European Court of Justice ruling allows age discrimination on mandatory retirement ages

Older workers have suffered a blow as the European Court of Justice (ECJ) ruled in favour of national ­mandatory retirement ages.

In Felix Palacios v Cortefiel Servicios SA, Felix Palacios de la Villa challenged Spanish legislation that permitted his employer to retire him at 65 against his will.

The Spanish court referred the matter to the ECJ, to establish whether mandatory retirement ages are inconsistent with the Equal Treatment Directive, under which the European Union prevents its member states from discriminating against employees.

Ageism

The ECJ found that mandatory retirement ages are discriminatory – the directive allows states to impose them anyway, provided they can justify them in the ­context of employment policy and labour market objectives. The ECJ accepted evidence supporting the social policy background to the Spanish legislation. It seemed to accept that a mandatory retirement age was in keeping with the Spanish government’s aim of promoting employment and creating labour opportunities across different age groups. It also said that the Spanish system of pension benefits provided adequate financial compensation for retired workers.

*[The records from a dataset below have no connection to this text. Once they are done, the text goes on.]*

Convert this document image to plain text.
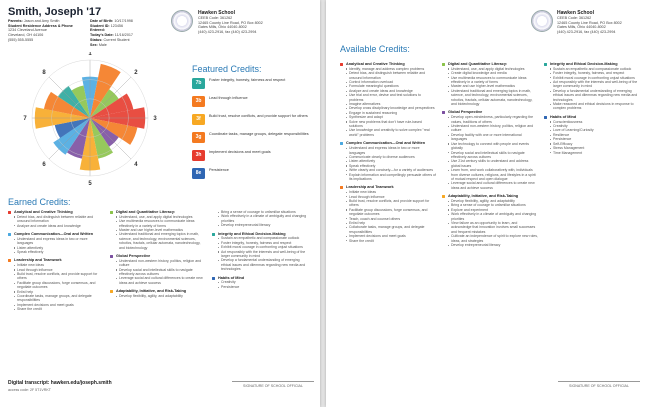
Smith, Joseph '17
Parents: Jason and Amy Smith
Student Residence Address & Phone
1234 Cleveland Avenue
Cleveland, OH 44106
(555) 555-5555
Date of Birth: 10/17/1998
Student ID: 123456
Entered:
Today's Date: 11/16/2017
Status: Current Student
Sex: Male
Hawken School
CEEB Code: 361262
12465 County Line Road, PO Box 8002
Gates Mills, Ohio 44040-8002
(440) 423-2916, fax (440) 423-2994
1
2
3
4
5
6
7
8	Featured Credits:
7b	Foster integrity, honesty, fairness and respect
3b	Lead through influence
3f	Build trust, resolve conflicts, and provide support for others
3g	Coordinate tasks, manage groups, delegate responsibilities
3h	Implement decisions and meet goals
8e	Persistence
Earned Credits:
Analytical and Creative Thinking
Detect bias, and distinguish between reliable and unsound information
Analyze and create ideas and knowledge
Complex Communication—Oral and Written
Understand and express ideas in two or more languages
Listen attentively
Speak effectively
Leadership and Teamwork
Initiate new ideas
Lead through influence
Build trust, resolve conflicts, and provide support for others
Facilitate group discussions, forge consensus, and negotiate outcomes
Enlist help
Coordinate tasks, manage groups, and delegate responsibilities
Implement decisions and meet goals
Share the credit
Digital and Quantitative Literacy:
Understand, use, and apply digital technologies
Use multimedia resources to communicate ideas effectively in a variety of forms
Master and use higher-level mathematics
Understand traditional and emerging topics in math, science, and technology, environmental sciences, robotics, fractals, cellular automata, nanotechnology, and biotechnology
Global Perspective
Understand non-western history, politics, religion and culture
Develop social and intellectual skills to navigate effectively across cultures
Leverage social and cultural differences to create new ideas and achieve success
Adaptability, Initiative, and Risk-Taking
Develop flexibility, agility, and adaptability
Bring a sense of courage to unfamiliar situations
Work effectively in a climate of ambiguity and changing priorities
Develop entrepreneurial literacy
Integrity and Ethical Decision-Making
Sustain an empathetic and compassionate outlook
Foster integrity, honesty, fairness and respect
Exhibit moral courage in confronting unjust situations
Act responsibly with the interests and well-being of the larger community in mind
Develop a fundamental understanding of emerging ethical issues and dilemmas regarding new media and technologies
Habits of Mind
Creativity
Persistence
Digital transcript: hawken.edu/joseph.smith
access code: 2F 5T1VRKT
SIGNATURE OF SCHOOL OFFICIAL
Hawken School
CEEB Code: 361262
12465 County Line Road, PO Box 8002
Gates Mills, Ohio 44040-8002
(440) 423-2916, fax (440) 423-2994
Available Credits:
Analytical and Creative Thinking
Identify, manage and address complex problems
Detect bias, and distinguish between reliable and unsound information
Control information overload
Formulate meaningful questions
Analyze and create ideas and knowledge
Use trial and error, devise and test solutions to problems
Imagine alternatives
Develop cross disciplinary knowledge and perspectives
Engage in sustained reasoning
Synthesize and adapt
Solve new problems that don't have rule-based solutions
Use knowledge and creativity to solve complex "real world" problems
Complex Communication—Oral and Written
Understand and express ideas in two or more languages
Communicate clearly to diverse audiences
Listen attentively
Speak effectively
Write clearly and concisely—for a variety of audiences
Explain information and compellingly persuade others of its implications
Leadership and Teamwork
Initiate new ideas
Lead through influence
Build trust, resolve conflicts, and provide support for others
Facilitate group discussions, forge consensus, and negotiate outcomes
Teach, coach and counsel others
Enlist help
Collaborate tasks, manage groups, and delegate responsibilities
Implement decisions and meet goals
Share the credit
Digital and Quantitative Literacy:
Understand, use, and apply digital technologies
Create digital knowledge and media
Use multimedia resources to communicate ideas effectively in a variety of forms
Master and use higher-level mathematics
Understand traditional and emerging topics in math, science, and technology, environmental sciences, robotics, fractals, cellular automata, nanotechnology, and biotechnology
Global Perspective
Develop open-mindedness, particularly regarding the values, traditions of others
Understand non-western history, politics, religion and culture
Develop facility with one or more international languages
Use technology to connect with people and events globally
Develop social and intellectual skills to navigate effectively across cultures
Use 21st century skills to understand and address global issues
Learn from, and work collaboratively with, individuals from diverse cultures, religions, and lifestyles in a spirit of mutual respect and open dialogue
Leverage social and cultural differences to create new ideas and achieve success
Adaptability, Initiative, and Risk-Taking
Develop flexibility, agility, and adaptability
Bring a sense of courage to unfamiliar situations
Explore and experiment
Work effectively in a climate of ambiguity and changing priorities
View failure as an opportunity to learn, and acknowledge that innovation involves small successes and frequent mistakes
Cultivate an independence of spirit to explore new roles, ideas, and strategies
Develop entrepreneurial literacy
Integrity and Ethical Decision-Making
Sustain an empathetic and compassionate outlook
Foster integrity, honesty, fairness, and respect
Exhibit moral courage in confronting unjust situations
Act responsibly with the interests and well-being of the larger community in mind
Develop a fundamental understanding of emerging ethical issues and dilemmas regarding new media and technologies
Make reasoned and ethical decisions in response to complex problems
Habits of Mind
Conscientiousness
Creativity
Love of Learning/Curiosity
Resilience
Persistence
Self-Efficacy
Stress Management
Time Management
SIGNATURE OF SCHOOL OFFICIAL
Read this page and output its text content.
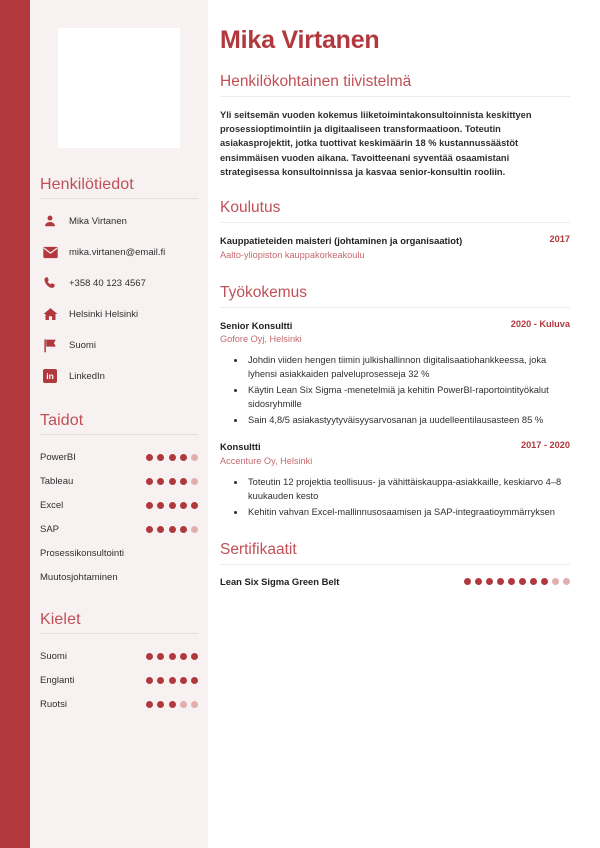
Henkilötiedot
Mika Virtanen
mika.virtanen@email.fi
+358 40 123 4567
Helsinki Helsinki
Suomi
in	LinkedIn
Taidot
PowerBI
Tableau
Excel
SAP
Prosessikonsultointi
Muutosjohtaminen
Kielet
Suomi
Englanti
Ruotsi
Mika Virtanen
Henkilökohtainen tiivistelmä

Yli seitsemän vuoden kokemus liiketoimintakonsultoinnista keskittyen prosessioptimointiin ja digitaaliseen transformaatioon. Toteutin asiakasprojektit, jotka tuottivat keskimäärin 18 % kustannussäästöt ensimmäisen vuoden aikana. Tavoitteenani syventää osaamistani strategisessa konsultoinnissa ja kasvaa senior-konsultin rooliin.

Koulutus
Kauppatieteiden maisteri (johtaminen ja organisaatiot)	2017
Aalto-yliopiston kauppakorkeakoulu
Työkokemus
Senior Konsultti	2020 - Kuluva
Gofore Oyj, Helsinki
• Johdin viiden hengen tiimin julkishallinnon digitalisaatiohankkeessa, joka lyhensi asiakkaiden palveluprosesseja 32 %
• Käytin Lean Six Sigma -menetelmiä ja kehitin PowerBI-raportointityökalut sidosryhmille
• Sain 4,8/5 asiakastyytyväisyysarvosanan ja uudelleentilausasteen 85 %
Konsultti	2017 - 2020
Accenture Oy, Helsinki
• Toteutin 12 projektia teollisuus- ja vähittäiskauppa-asiakkaille, keskiarvo 4–8 kuukauden kesto
• Kehitin vahvan Excel-mallinnusosaamisen ja SAP-integraatioymmärryksen
Sertifikaatit
Lean Six Sigma Green Belt
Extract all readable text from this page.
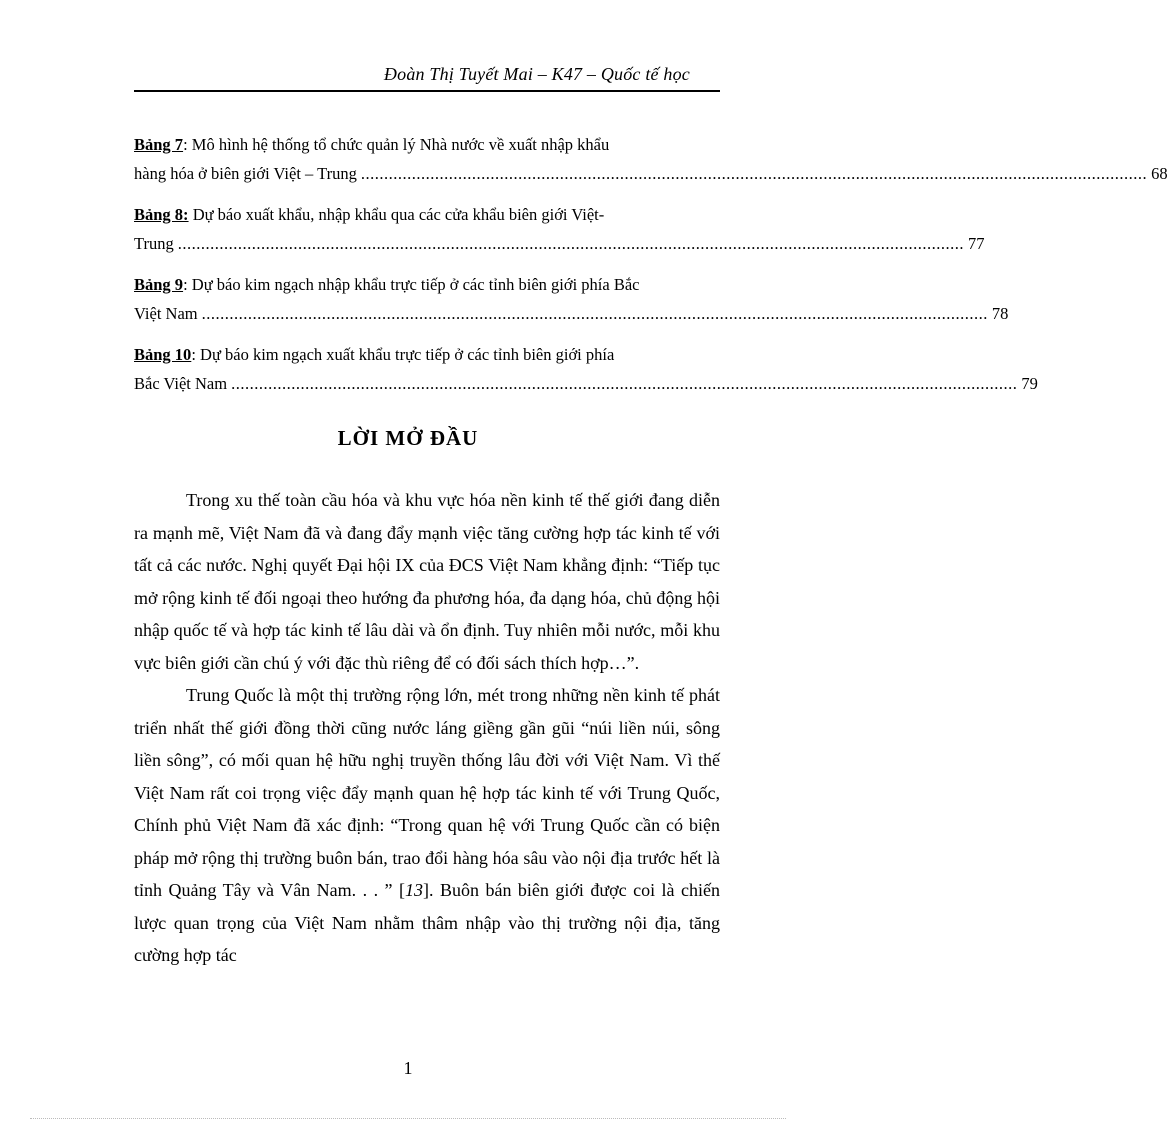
Đoàn Thị Tuyết Mai – K47 – Quốc tế học
Bảng 7: Mô hình hệ thống tổ chức quản lý Nhà nước về xuất nhập khẩu
hàng hóa ở biên giới Việt – Trung .......................................................................................................................................................................... 68
Bảng 8: Dự báo xuất khẩu, nhập khẩu qua các cửa khẩu biên giới Việt-
Trung .......................................................................................................................................................................... 77
Bảng 9: Dự báo kim ngạch nhập khẩu trực tiếp ở các tỉnh biên giới phía Bắc
Việt Nam .......................................................................................................................................................................... 78
Bảng 10: Dự báo kim ngạch xuất khẩu trực tiếp ở các tỉnh biên giới phía
Bắc Việt Nam .......................................................................................................................................................................... 79
LỜI MỞ ĐẦU

Trong xu thế toàn cầu hóa và khu vực hóa nền kinh tế thế giới đang diễn ra mạnh mẽ, Việt Nam đã và đang đẩy mạnh việc tăng cường hợp tác kinh tế với tất cả các nước. Nghị quyết Đại hội IX của ĐCS Việt Nam khẳng định: “Tiếp tục mở rộng kinh tế đối ngoại theo hướng đa phương hóa, đa dạng hóa, chủ động hội nhập quốc tế và hợp tác kinh tế lâu dài và ổn định. Tuy nhiên mỗi nước, mỗi khu vực biên giới cần chú ý với đặc thù riêng để có đối sách thích hợp…”.

Trung Quốc là một thị trường rộng lớn, mét trong những nền kinh tế phát triển nhất thế giới đồng thời cũng nước láng giềng gần gũi “núi liền núi, sông liền sông”, có mối quan hệ hữu nghị truyền thống lâu đời với Việt Nam. Vì thế Việt Nam rất coi trọng việc đẩy mạnh quan hệ hợp tác kinh tế với Trung Quốc, Chính phủ Việt Nam đã xác định: “Trong quan hệ với Trung Quốc cần có biện pháp mở rộng thị trường buôn bán, trao đổi hàng hóa sâu vào nội địa trước hết là tỉnh Quảng Tây và Vân Nam. . . ” [13]. Buôn bán biên giới được coi là chiến lược quan trọng của Việt Nam nhằm thâm nhập vào thị trường nội địa, tăng cường hợp tác

1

In the UK, the Employment Equality (Age) Regulations 2006 adopt a similar approach, allowing employers to set mandatory retirement ages. As long as the age limit is justified, or if it is set at 65 or over, the employer need only follow a relatively straightforward interview process with the employee (in which he or she may ask to be allowed to work longer) before being able to retire them against their will.

UK challenge

Campaigners in the UK have challenged this aspect of the regulations as being discriminatory – a High Court challenge by lobby group Heyday was put on hold pending the result of the Palacios case.

Their message is simple: forcing people to retire denies them the right to work – a right everyone should have, regardless of age. The government’s response, along with the ECJ’s, appears to be that this is absolutely right but only so far as is acceptable in the context of the government’s policy aims and objectives.

Contradiction

Is it right to outlaw discrimination on the one hand, but then expressly permit it in the scenario that hits older staff hardest? Would it be right to ban discrimination against disabled people, but to allow employers to dismiss them automatically once their level of disability reaches a certain point?

The answer must be, of course, that the regulations do not sufficiently protect older staff, and so do not seem to outlaw discrimination. We will wait and see how the UK government justifies its policy, but we can expect it to be along the lines of promoting certainty for employers and regulating labour flow. This is all very well, but is of little help for staff aged 65 or over who do not want, or cannot afford, to give up work.

The regulations go some way to cover older staff, but the government has striven to take account of employers’ desire to keep control of the make-up of their workforces in terms of age. Arguably, the regulations do not offer the same level of protection as the Disability Discrimination Act for disabled staff, for example, or the Employment Equality (Sexual Orientation) Regulations offer gays and lesbians.

The government has scheduled a review of the mandatory retirement age in 2011. We’ll have to wait and see whether it grasps the nettle and abolishes the last great barrier to equality across the age ranges.